Pelinor sangraba por el hombro, la herida no era profunda, pero
rápidamente abrió un cajón del armario y con una pequeña toalla de mano trató
de contener la sangre para evitar que gotease y dejara rastro. Se extrañaron de
la reacción del francés. A pesar de su verdadera profesión, nada indicaba que
fuera un guerrero. Toda la información previa que tenían de él señalaba que
formaba parte del cerebro, no del músculo del servicio secreto francés. Aquel
juego desconcertaba a los Cien Hijos.
Sacaron el cuerpo inconsciente de Perrin por
la puerta trasera y la volvieron a cerrar. Antes se encargaron de borrar
cualquier signo de lucha o que indicara que alguien había entrado en la casa.
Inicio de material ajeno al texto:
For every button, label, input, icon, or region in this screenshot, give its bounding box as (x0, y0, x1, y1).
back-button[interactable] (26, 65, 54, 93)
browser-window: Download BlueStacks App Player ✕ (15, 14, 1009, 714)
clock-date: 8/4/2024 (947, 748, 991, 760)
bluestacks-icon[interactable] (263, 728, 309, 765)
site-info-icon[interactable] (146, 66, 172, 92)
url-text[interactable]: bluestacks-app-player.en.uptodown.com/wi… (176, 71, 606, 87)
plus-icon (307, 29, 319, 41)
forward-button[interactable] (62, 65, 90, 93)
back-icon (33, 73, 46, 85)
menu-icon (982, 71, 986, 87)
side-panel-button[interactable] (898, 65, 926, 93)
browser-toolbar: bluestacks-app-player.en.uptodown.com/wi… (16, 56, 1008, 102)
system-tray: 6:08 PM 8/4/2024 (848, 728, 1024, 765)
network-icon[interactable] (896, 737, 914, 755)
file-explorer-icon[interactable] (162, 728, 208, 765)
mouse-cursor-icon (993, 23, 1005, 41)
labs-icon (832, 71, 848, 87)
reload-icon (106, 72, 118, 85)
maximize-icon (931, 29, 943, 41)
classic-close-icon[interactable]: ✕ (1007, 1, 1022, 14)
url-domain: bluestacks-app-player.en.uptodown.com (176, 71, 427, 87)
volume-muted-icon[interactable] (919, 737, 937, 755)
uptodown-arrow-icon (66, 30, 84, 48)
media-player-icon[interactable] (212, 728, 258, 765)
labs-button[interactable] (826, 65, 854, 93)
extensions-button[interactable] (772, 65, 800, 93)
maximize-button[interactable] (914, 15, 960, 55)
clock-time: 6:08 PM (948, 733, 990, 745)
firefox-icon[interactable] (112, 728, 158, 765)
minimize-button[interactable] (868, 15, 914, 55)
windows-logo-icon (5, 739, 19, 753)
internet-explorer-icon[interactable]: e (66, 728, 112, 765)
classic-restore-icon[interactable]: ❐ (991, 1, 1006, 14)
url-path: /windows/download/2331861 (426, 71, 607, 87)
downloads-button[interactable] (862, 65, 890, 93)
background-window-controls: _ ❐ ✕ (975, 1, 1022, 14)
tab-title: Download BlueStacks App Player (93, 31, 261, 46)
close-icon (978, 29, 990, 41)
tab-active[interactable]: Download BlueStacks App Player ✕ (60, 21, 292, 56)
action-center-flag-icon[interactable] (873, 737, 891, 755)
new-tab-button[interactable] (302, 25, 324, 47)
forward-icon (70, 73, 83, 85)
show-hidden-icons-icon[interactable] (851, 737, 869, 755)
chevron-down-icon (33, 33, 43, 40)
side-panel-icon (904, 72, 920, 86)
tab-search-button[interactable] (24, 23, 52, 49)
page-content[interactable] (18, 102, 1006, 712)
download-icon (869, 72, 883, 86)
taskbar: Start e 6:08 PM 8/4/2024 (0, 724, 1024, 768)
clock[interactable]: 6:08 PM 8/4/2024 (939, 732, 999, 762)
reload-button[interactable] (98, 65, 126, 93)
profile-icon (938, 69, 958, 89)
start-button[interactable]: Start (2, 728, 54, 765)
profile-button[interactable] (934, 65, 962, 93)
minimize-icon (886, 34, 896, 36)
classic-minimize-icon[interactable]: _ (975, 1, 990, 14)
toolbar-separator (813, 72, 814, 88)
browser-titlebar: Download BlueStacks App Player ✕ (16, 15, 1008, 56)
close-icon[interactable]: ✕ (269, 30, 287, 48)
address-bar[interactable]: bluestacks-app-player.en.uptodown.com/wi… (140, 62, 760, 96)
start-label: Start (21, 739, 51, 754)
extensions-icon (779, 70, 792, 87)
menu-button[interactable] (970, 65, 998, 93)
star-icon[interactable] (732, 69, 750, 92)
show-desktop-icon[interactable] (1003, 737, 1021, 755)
La dejaron tal y como estaba cuando entraron.
Minutos antes, el zorro Asafar había forzado la cerradura del viejo
vehículo del francés, lo puso en marcha, dobló la primera esquina y esperó a que
Airam y Pelinor sacaran al hombre gris, que no lo era tanto. A la mañana
siguiente nadie sabría decir si vio o no a Perrin montarse en su coche y
dirigirse a su trabajo.
Se dirigieron a la ciudad vieja, a la medina, donde Omar Ahmed esperaba
impacientemente a Marcel Perrin.
Los Cien Hijos aceptaron que el
león Omar, y su sombra, se encargara del asunto. Apenas habían comenzado la
partida y querían dar el jaque definitivo. El juego político no les gustaba.